Opposition: Devils on the cross or carcass for hounds?

Author: Joseph Ochieno. 

What you need to know:

  • Parties were now only vehicles for pocket-change, lucrative Parliament and other elective offices.  

When the wrangles in the Opposition Forum for Democratic Change (FDC) party eventually hit the airwaves and headlines last week, it was no surprise. The brews and symptoms had been apparent over weeks and months. Even Alliance for National Transformation (ANT) of Gen Mugisha Muntu (who broke away from FDC following among others, allegation of being an NRA/M mole) has loud ‘murmurs’ of when “building structures” will translate into active business.

The ruling NRA/M is no exception. Despite their founding leader still going strong, a trinity of sorts crisis is on: his son – a serving military officer – breaks the law as a matter of formality; criss-crosses the country in active campaign for leadership, leaving officials at NRM offices at Kyadondo Road tongue-tired in sign language.

The genesis of this mess can all be traced to a selfish cabal that included DP, NRA, some ranking clerics, and a couple of capricious UPC men using the army that overthrew the democratically-elected government in July 1985, six months before next elections. 

Mr Museveni took power for himself in January 1986, then banned political parties, blaming them allegedly for being “sectarian and religious-based”, which I think is not true, except for Catholic-DP.

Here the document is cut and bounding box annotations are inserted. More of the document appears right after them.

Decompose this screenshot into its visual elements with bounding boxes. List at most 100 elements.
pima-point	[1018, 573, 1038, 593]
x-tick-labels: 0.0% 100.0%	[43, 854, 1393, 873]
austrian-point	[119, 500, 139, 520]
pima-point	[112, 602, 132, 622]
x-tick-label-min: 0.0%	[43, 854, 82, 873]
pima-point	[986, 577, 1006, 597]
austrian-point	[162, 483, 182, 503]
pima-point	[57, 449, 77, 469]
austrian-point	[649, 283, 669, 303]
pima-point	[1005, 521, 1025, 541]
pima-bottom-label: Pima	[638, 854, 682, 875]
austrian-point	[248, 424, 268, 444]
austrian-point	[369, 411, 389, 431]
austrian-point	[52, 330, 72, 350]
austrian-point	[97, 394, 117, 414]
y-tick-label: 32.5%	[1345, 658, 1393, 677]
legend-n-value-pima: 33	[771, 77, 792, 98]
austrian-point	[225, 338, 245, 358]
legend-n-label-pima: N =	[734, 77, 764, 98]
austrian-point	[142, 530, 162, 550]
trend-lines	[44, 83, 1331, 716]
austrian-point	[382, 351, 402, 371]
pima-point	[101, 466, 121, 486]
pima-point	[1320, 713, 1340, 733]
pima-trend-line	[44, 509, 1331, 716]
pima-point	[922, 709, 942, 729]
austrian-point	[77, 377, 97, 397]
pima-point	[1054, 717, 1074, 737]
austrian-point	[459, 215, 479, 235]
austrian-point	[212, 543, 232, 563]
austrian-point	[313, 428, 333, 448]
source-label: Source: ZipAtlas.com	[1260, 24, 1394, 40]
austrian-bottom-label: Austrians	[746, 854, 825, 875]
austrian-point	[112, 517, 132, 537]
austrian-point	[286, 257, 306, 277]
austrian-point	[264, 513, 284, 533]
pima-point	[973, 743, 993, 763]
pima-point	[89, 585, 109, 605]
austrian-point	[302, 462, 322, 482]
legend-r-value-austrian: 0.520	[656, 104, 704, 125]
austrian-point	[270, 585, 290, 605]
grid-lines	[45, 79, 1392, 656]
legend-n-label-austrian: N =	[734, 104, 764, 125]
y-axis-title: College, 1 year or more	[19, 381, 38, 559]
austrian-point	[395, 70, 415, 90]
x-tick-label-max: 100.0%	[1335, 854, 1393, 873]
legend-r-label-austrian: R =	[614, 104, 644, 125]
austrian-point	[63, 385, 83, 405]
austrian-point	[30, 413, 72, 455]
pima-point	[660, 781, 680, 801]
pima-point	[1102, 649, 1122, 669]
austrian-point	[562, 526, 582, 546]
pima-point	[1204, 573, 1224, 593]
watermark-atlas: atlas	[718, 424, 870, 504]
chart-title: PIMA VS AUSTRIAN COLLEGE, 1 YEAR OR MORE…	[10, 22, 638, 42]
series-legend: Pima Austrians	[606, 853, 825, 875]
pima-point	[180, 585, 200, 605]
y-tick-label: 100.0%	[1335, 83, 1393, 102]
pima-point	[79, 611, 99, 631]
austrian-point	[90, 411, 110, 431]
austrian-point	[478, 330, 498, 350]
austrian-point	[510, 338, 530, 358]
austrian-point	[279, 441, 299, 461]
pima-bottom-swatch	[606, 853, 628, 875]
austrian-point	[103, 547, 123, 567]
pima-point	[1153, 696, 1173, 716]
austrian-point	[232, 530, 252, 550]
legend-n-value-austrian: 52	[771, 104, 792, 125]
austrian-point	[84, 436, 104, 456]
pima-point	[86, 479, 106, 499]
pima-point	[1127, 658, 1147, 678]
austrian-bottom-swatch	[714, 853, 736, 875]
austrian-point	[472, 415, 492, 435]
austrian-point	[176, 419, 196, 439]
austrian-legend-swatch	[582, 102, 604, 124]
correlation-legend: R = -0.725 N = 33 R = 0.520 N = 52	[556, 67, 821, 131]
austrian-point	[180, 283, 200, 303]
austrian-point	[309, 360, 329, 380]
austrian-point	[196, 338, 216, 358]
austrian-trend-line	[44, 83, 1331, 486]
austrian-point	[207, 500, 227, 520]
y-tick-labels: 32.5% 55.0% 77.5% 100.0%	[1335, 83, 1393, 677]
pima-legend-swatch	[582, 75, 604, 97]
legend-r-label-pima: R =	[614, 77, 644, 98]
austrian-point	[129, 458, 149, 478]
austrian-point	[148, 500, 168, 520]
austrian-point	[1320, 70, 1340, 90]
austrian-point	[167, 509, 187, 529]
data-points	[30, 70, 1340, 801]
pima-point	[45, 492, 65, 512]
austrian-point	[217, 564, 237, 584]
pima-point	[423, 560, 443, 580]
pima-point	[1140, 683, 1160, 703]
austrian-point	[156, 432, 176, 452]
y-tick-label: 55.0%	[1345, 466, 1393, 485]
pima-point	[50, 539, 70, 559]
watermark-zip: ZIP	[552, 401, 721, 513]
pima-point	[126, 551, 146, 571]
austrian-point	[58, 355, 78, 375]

While UPC challenged the ban in court in 1989, others were content dining with the devil. The Constituent Assembly (CA) elections of 1994 were, for instance, held while political parties were banned. Shamelessly, the 1995 NRA/M Constitution codified the ban with Article 269 restricting parties not to open branch offices, operate existing ones, hold national conferences to elect new leaders, sponsor or campaign for candidates in any elections and, interestingly, they may not do anything that might be deemed to “interfere with the Movement”.

It is against this background that the 1996 election charade was held. I was among those, with former president Milton Obote, who strongly opposed this although he eventually authorised UPC structures to support former DP leader Paul Ssemogerere. We believed that this was a motley vehicle for perfecting and entrenching a 10-year-old, one-man, one-party rule and baptism for monetised personal merit politics.

When Dr Kizza Besigye fell out with NRA and stood in the 2001 elections, I was again a reluctant supporter because I believed then, that we needed unity and focus (Article 269) on dismantling the system and structures that had blocked, demonised and criminalised political parties.

But by November 17, 2004, when the ban on parties was nullified, personal merit polity had perfected its ugly enzymes nationally. Political parties were now only vehicles for pocket-change, lucrative Parliament and other elective offices. 

NRM, the supreme architect, knew it. But this was after 20 years of clinical destruction of political culture of competitive polity based on servant-service, sacrifice, values, ideals, constructive debate and evidence.
This country requires, not proliferation of political parties, but rather, ideologically-driven polity backed by leadership that is charismatic, genuine, untainted, unifying and of stature. A non-divisive alternative that exuberates trust, confidence and hope; one that guarantees a culture of constitutionalism, rule of law and order backed by mandated and popular power of the people – grassroots. 

Scaringly, Ngũgĩ wa Thiongo’s Devil on the Cross says, “If a man can sell the whole country, why can’t I also sell this thing…”  you decide.